Sometimes the noise is so large that even when $x[m]=-a$ was sent, the received signal $y[m]$ is positive. In this case, the detector would incorrectly conclude that $+a$ was sent. Now we analyze the chance of such an error happenning.
Since the signaling scheme of $x[m]=\pm a$ and the noise are both symmetric, the total probability of error is the same as the probability that the detector mistakens $-a$ for $+a$. So we can focus on this case.
\[\begin{aligned} p_e = \mathbf{P}(\mathfrak{R}(y[m]) > 0 \vert x[m]=-a) = \mathbf{P}\left( \frac{\mathfrak{R}(y[m])+a}{\sqrt{N_0/2}} > \frac{a}{\sqrt{N_0/2}} \right) = Q\left( \frac{a}{\sqrt{N_0/2}} \right), \end{aligned}\]where we use the fact that $\mathfrak{R}(y[m]) \sim \mathcal{N}(-a, N_0/2)$ when $-a$ was sent, and convert $\mathfrak{R}(y[m])$ to a standard Gaussian random variable $\frac{\mathfrak{R}(y[m])+a}{\sqrt{N_0/2}}$.

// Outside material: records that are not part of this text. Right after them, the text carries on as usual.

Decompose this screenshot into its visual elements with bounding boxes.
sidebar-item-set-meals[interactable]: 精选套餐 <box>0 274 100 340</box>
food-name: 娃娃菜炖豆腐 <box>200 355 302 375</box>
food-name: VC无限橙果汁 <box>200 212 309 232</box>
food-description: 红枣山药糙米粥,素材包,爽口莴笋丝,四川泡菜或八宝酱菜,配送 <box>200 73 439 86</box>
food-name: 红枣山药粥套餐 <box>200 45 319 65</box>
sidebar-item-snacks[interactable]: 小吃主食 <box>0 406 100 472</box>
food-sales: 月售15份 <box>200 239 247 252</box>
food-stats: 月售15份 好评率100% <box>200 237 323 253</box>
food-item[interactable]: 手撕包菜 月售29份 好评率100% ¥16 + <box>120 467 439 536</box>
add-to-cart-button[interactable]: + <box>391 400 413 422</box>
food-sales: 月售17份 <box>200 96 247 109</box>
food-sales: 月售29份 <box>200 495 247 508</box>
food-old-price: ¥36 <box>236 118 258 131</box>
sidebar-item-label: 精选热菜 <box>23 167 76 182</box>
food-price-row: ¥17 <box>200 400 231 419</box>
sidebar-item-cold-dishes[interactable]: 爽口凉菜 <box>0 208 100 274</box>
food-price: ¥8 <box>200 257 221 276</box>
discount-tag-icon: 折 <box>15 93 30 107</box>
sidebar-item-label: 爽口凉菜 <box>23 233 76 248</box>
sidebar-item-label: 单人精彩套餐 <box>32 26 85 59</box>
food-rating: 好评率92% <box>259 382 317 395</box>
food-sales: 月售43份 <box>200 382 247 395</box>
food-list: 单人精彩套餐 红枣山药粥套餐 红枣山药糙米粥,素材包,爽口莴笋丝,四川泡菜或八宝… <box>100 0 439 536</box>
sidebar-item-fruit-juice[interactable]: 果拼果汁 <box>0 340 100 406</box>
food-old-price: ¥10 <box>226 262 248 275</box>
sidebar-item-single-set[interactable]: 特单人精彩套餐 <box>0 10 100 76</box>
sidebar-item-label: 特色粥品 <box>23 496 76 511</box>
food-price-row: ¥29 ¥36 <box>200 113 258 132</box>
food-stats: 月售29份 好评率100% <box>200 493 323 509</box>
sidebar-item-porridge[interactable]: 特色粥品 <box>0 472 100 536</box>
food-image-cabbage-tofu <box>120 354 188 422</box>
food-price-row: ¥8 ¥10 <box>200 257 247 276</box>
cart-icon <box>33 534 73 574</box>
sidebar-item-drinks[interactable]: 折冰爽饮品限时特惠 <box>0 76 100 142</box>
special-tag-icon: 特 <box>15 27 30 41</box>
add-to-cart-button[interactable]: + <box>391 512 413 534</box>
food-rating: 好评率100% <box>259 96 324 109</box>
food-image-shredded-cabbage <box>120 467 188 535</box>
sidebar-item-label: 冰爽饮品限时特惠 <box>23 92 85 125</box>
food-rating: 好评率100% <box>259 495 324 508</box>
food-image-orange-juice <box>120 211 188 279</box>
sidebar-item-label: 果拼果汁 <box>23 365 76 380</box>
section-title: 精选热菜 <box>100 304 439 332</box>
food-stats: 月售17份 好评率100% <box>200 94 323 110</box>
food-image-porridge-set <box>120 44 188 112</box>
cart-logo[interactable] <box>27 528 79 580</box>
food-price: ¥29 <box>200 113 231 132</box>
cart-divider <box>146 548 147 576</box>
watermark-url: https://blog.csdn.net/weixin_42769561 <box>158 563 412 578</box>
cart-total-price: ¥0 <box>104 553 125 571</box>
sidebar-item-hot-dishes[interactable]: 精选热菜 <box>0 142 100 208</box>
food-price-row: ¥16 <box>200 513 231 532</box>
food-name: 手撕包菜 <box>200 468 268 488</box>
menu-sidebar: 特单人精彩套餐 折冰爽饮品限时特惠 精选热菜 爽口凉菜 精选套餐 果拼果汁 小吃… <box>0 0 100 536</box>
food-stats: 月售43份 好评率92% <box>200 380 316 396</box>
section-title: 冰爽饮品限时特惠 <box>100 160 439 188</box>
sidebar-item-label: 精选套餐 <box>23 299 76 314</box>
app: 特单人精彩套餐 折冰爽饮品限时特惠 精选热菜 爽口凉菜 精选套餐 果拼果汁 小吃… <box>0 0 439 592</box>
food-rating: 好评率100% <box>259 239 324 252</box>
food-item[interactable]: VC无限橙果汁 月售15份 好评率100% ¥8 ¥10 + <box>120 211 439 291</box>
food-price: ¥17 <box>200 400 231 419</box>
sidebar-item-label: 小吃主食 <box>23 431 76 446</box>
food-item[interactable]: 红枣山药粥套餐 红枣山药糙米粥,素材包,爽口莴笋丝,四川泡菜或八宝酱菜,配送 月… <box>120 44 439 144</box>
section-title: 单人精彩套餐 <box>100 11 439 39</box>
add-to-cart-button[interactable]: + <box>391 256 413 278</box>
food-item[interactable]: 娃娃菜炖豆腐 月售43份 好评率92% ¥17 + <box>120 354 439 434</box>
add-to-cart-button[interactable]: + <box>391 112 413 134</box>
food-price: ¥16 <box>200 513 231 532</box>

Now we introduce the important concept of signal-to-noise ratio (SNR), defined as
\[\textsf{SNR} = \frac{\text{the average received signal energy per symbol}}{\text{noise energy per symbol}}.\]In BPSK, the SNR is $\frac{a^2}{N_0}$. Therefore, the error probability can be rewritten as
\[p_e = Q\left( \sqrt{2 \textsf{SNR}} \right).\]Since the Q function is upper bounded by $Q(x) < e^{-x^2/2}$, we have
\[p_e < e^{-\textsf{SNR}}.\]Therefore, in the AWGN channel, the error rate decays exponentially with the SNR.
How about the fading channel? In a Rayleigh fading channel, we have
\begin{align} y[m] = h[m] x[m] + w[m], \end{align} where $h[m] \sim \mathcal{CN}(0,1)$.
When $x[m]=+a$ was sent, the receive signal $y[m] \sim \mathcal{CN}(0, a^2 + N_0)$, and when $x[m]=-a$ was sent, the receive signal $y[m] \sim \mathcal{CN}(0, a^2 + N_0)$. In other words, the received signal follows the same distribution no matter which symbol was sent! Therefore, we actually cannot tell which signal was sent from the receive signal. The root cause is that the channel can rotate the phase of the received signal uniformly randomly.
The failure of BPSK in the fading channel underscores the challenges when the channel is wireless.